I’ve been in Nairobi for two weeks now, and a post is long overdue. I’ve had some difficulty bringing myself to write my first post but not for lack of material; I have experienced and learnt so much since I arrived. However, I think I have been feeling some sort of detachment from reality. Let me try to explain. My first day here I went to visit Kibera, one of the largest slums in the world, with Barbara, the other Advocacy Project Peace Fellow who had already been here for a week before I arrived. It was a good visit; but afterward, when Barbara asked me if I had been shocked by what I had seen, I thought about it and was surprised to find that I wasn’t shocked. In fact Kibera was very much what I expected. I did not feel overwhelmed by the incredible poverty and deprivation I had witnessed.
Over the next week I visited several other areas of Nairobi, upon reflecting on these visits I found that I felt no real emotions in response. I felt a numbness or separation from the horrific poverty and living conditions I was witnessing daily. I found myself greatly disturbed by my lack of emotion, which felt to me like lack of empathy. I had many conversations with friends who tried to help me understand my reaction. But I wasn’t satisfied. It wasn’t until I started describing in greater detail some of the things I had seen to a friend back home that I realized that I was actually very much affected by everything I had seen and all the stories I had been told. Typing out the stories over a g-chat, almost in tears in Undugu’s office, I happily realized that I am still human! I simply didn’t known how to process everything I was taking in. This resulted in a sort of paralysis, which really was not allowing me to do my work effectively. I am supposed to be “telling the story” and not just reflecting on the story endlessly.

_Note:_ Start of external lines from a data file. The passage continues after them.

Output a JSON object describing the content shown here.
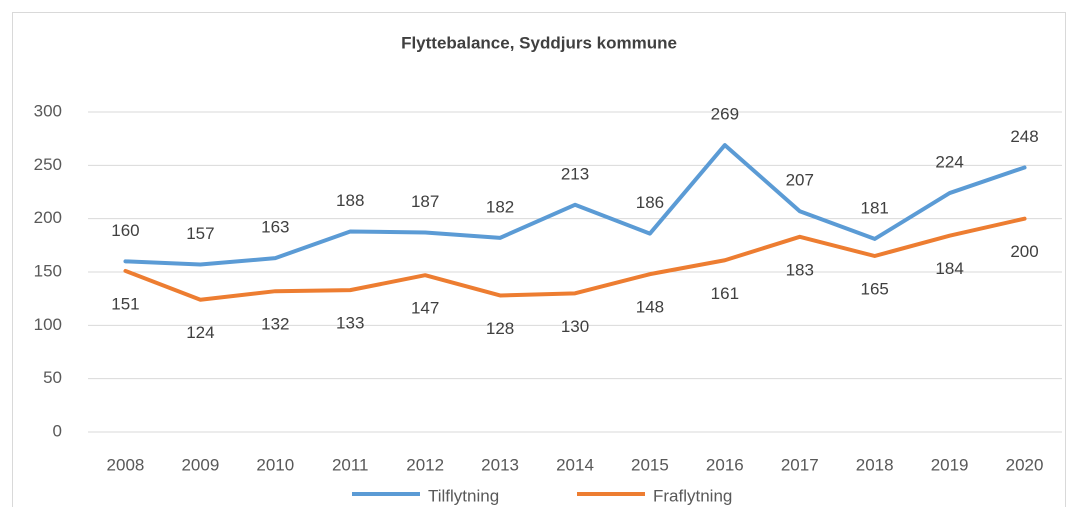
{
  "chart_data": {
    "type": "line",
    "title": "Flyttebalance, Syddjurs kommune",
    "categories": [
      "2008",
      "2009",
      "2010",
      "2011",
      "2012",
      "2013",
      "2014",
      "2015",
      "2016",
      "2017",
      "2018",
      "2019",
      "2020"
    ],
    "series": [
      {
        "name": "Tilflytning",
        "color": "#5b9bd5",
        "values": [
          160,
          157,
          163,
          188,
          187,
          182,
          213,
          186,
          269,
          207,
          181,
          224,
          248
        ]
      },
      {
        "name": "Fraflytning",
        "color": "#ed7d31",
        "values": [
          151,
          124,
          132,
          133,
          147,
          128,
          130,
          148,
          161,
          183,
          165,
          184,
          200
        ]
      }
    ],
    "ylim": [
      0,
      300
    ],
    "yticks": [
      0,
      50,
      100,
      150,
      200,
      250,
      300
    ],
    "grid": true,
    "legend": "bottom"
  }
}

So, I suppose this gets to be my outlet. And it is time to start telling the story of the marginalized youth in Nairobi. But before I get ahead of myself, I will explain what exactly it is I am supposed to be doing here this summer. For the next two months I will be in Nairobi working with the Undugu Society of Kenya (USK). USK’s mission is to rehabilitate street children and empower communities. In the past few years they have added advocacy to their various programs, hoping to give a voice to the vulnerable and marginalized children and youth in Kenya.
Last year Kristina Rosinsky, another Advocacy Project Peace Fellow, started the Digital Storytelling Project, which allowed 12 young people belonging to Undugu’s informal schools and Street Associations to self-advocate using photography and blogs to tell their stories. Together they identified police harassment, glue-sniffing/drugs, and the environment as three of the biggest issues of concern in their lives. Unfortunately, for a multitude of reasons, once Kristina left the project was put on hold.

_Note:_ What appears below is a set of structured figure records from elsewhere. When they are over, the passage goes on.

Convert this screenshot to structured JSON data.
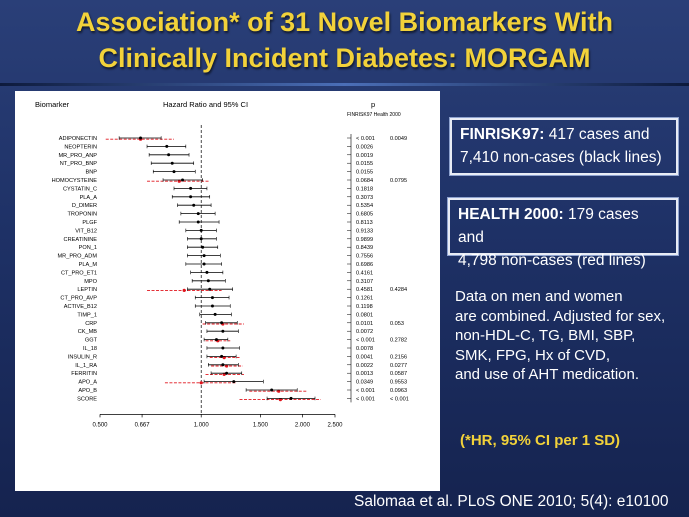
{
  "slide": {
    "title_line1": "Association* of 31 Novel Biomarkers With",
    "title_line2": "Clinically Incident Diabetes: MORGAM",
    "box1": {
      "label": "FINRISK97:",
      "text1": " 417 cases and",
      "text2": "7,410 non-cases (black lines)"
    },
    "box2": {
      "label": "HEALTH 2000:",
      "text1": " 179 cases and",
      "text2": "4,798 non-cases (red lines)"
    },
    "notes": [
      "Data on men and women",
      "are combined. Adjusted for sex,",
      "non-HDL-C, TG, BMI, SBP,",
      "SMK, FPG, Hx of CVD,",
      "and use of AHT medication."
    ],
    "hr_note": "(*HR, 95% CI per 1 SD)",
    "citation": "Salomaa et al. PLoS ONE 2010; 5(4): e10100"
  },
  "chart_data": {
    "type": "forest",
    "header_biomarker": "Biomarker",
    "header_hr": "Hazard Ratio and 95% CI",
    "header_p": "p",
    "header_p_cols": "FINRISK97  Health 2000",
    "xscale": "log",
    "xlim": [
      0.5,
      2.5
    ],
    "xticks": [
      0.5,
      0.667,
      1.0,
      1.5,
      2.0,
      2.5
    ],
    "xtick_labels": [
      "0.500",
      "0.667",
      "1.000",
      "1.500",
      "2.000",
      "2.500"
    ],
    "reference_line": 1.0,
    "colors": {
      "finrisk": "#000000",
      "health": "#e0141c"
    },
    "rows": [
      {
        "name": "ADIPONECTIN",
        "f": [
          0.66,
          0.57,
          0.76
        ],
        "h": [
          0.66,
          0.52,
          0.83
        ],
        "pf": "< 0.001",
        "ph": "0.0049"
      },
      {
        "name": "NEOPTERIN",
        "f": [
          0.79,
          0.69,
          0.9
        ],
        "h": null,
        "pf": "0.0026",
        "ph": ""
      },
      {
        "name": "MR_PRO_ANP",
        "f": [
          0.8,
          0.7,
          0.92
        ],
        "h": null,
        "pf": "0.0019",
        "ph": ""
      },
      {
        "name": "NT_PRO_BNP",
        "f": [
          0.82,
          0.71,
          0.95
        ],
        "h": null,
        "pf": "0.0155",
        "ph": ""
      },
      {
        "name": "BNP",
        "f": [
          0.83,
          0.72,
          0.96
        ],
        "h": null,
        "pf": "0.0155",
        "ph": ""
      },
      {
        "name": "HOMOCYSTEINE",
        "f": [
          0.88,
          0.77,
          1.01
        ],
        "h": [
          0.86,
          0.69,
          1.06
        ],
        "pf": "0.0684",
        "ph": "0.0795"
      },
      {
        "name": "CYSTATIN_C",
        "f": [
          0.93,
          0.83,
          1.04
        ],
        "h": null,
        "pf": "0.1818",
        "ph": ""
      },
      {
        "name": "PLA_A",
        "f": [
          0.93,
          0.82,
          1.06
        ],
        "h": null,
        "pf": "0.3073",
        "ph": ""
      },
      {
        "name": "D_DIMER",
        "f": [
          0.95,
          0.85,
          1.07
        ],
        "h": null,
        "pf": "0.5354",
        "ph": ""
      },
      {
        "name": "TROPONIN",
        "f": [
          0.98,
          0.87,
          1.1
        ],
        "h": null,
        "pf": "0.6805",
        "ph": ""
      },
      {
        "name": "PLGF",
        "f": [
          0.98,
          0.86,
          1.13
        ],
        "h": null,
        "pf": "0.8113",
        "ph": ""
      },
      {
        "name": "VIT_B12",
        "f": [
          1.0,
          0.9,
          1.11
        ],
        "h": null,
        "pf": "0.9133",
        "ph": ""
      },
      {
        "name": "CREATININE",
        "f": [
          1.0,
          0.91,
          1.11
        ],
        "h": null,
        "pf": "0.9899",
        "ph": ""
      },
      {
        "name": "PON_1",
        "f": [
          1.01,
          0.91,
          1.12
        ],
        "h": null,
        "pf": "0.8439",
        "ph": ""
      },
      {
        "name": "MR_PRO_ADM",
        "f": [
          1.02,
          0.91,
          1.14
        ],
        "h": null,
        "pf": "0.7556",
        "ph": ""
      },
      {
        "name": "PLA_M",
        "f": [
          1.02,
          0.9,
          1.15
        ],
        "h": null,
        "pf": "0.6986",
        "ph": ""
      },
      {
        "name": "CT_PRO_ET1",
        "f": [
          1.04,
          0.93,
          1.16
        ],
        "h": null,
        "pf": "0.4161",
        "ph": ""
      },
      {
        "name": "MPO",
        "f": [
          1.05,
          0.94,
          1.18
        ],
        "h": null,
        "pf": "0.3107",
        "ph": ""
      },
      {
        "name": "LEPTIN",
        "f": [
          1.06,
          0.91,
          1.24
        ],
        "h": [
          0.89,
          0.69,
          1.15
        ],
        "pf": "0.4581",
        "ph": "0.4284"
      },
      {
        "name": "CT_PRO_AVP",
        "f": [
          1.08,
          0.96,
          1.21
        ],
        "h": null,
        "pf": "0.1261",
        "ph": ""
      },
      {
        "name": "ACTIVE_B12",
        "f": [
          1.08,
          0.96,
          1.22
        ],
        "h": null,
        "pf": "0.1198",
        "ph": ""
      },
      {
        "name": "TIMP_1",
        "f": [
          1.1,
          0.99,
          1.23
        ],
        "h": null,
        "pf": "0.0801",
        "ph": ""
      },
      {
        "name": "CRP",
        "f": [
          1.15,
          1.03,
          1.28
        ],
        "h": [
          1.16,
          1.01,
          1.34
        ],
        "pf": "0.0101",
        "ph": "0.053"
      },
      {
        "name": "CK_MB",
        "f": [
          1.16,
          1.04,
          1.29
        ],
        "h": null,
        "pf": "0.0072",
        "ph": ""
      },
      {
        "name": "GGT",
        "f": [
          1.11,
          1.02,
          1.2
        ],
        "h": [
          1.12,
          1.03,
          1.22
        ],
        "pf": "< 0.001",
        "ph": "0.2782"
      },
      {
        "name": "IL_18",
        "f": [
          1.16,
          1.04,
          1.3
        ],
        "h": null,
        "pf": "0.0078",
        "ph": ""
      },
      {
        "name": "INSULIN_R",
        "f": [
          1.15,
          1.04,
          1.27
        ],
        "h": [
          1.17,
          1.06,
          1.3
        ],
        "pf": "0.0041",
        "ph": "0.2156"
      },
      {
        "name": "IL_1_RA",
        "f": [
          1.16,
          1.05,
          1.29
        ],
        "h": [
          1.19,
          1.07,
          1.33
        ],
        "pf": "0.0022",
        "ph": "0.0277"
      },
      {
        "name": "FERRITIN",
        "f": [
          1.19,
          1.07,
          1.32
        ],
        "h": [
          1.17,
          1.03,
          1.34
        ],
        "pf": "0.0013",
        "ph": "0.0587"
      },
      {
        "name": "APO_A",
        "f": [
          1.25,
          1.02,
          1.53
        ],
        "h": [
          1.0,
          0.78,
          1.27
        ],
        "pf": "0.0349",
        "ph": "0.9553"
      },
      {
        "name": "APO_B",
        "f": [
          1.62,
          1.36,
          1.93
        ],
        "h": [
          1.7,
          1.39,
          2.07
        ],
        "pf": "< 0.001",
        "ph": "0.0963"
      },
      {
        "name": "SCORE",
        "f": [
          1.85,
          1.57,
          2.18
        ],
        "h": [
          1.72,
          1.3,
          2.27
        ],
        "pf": "< 0.001",
        "ph": "< 0.001"
      }
    ]
  }
}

This summer I will be working with Barbara Dziedzic, another AP Fellow, as well as two of the young men who participated in the project last year, Martin and Joseph. Together we will be relaunching and retooling the program so that it may be sustained, hopefully for years to come. When I asked Martin and Joseph why they wanted to continue working on this project they explained the great need to change the negative stereotypes that young people face in Nairobi. Young people living in the slums throughout Nairobi are most often perceived to be violent criminals, perhaps this stereotype has grown even stronger as a result of the post-electoral violence last year. Martin also expressed the need to talk about the issues that they face everyday to try to change their circumstances. Their blogs can be accessed here: Martin Ndung’u and Joseph Gachira. And so that is what I will be trying to do this summer, or winter in Kenya: trying to help a new group of young people find their voices in the hopes of changing and bettering their lives.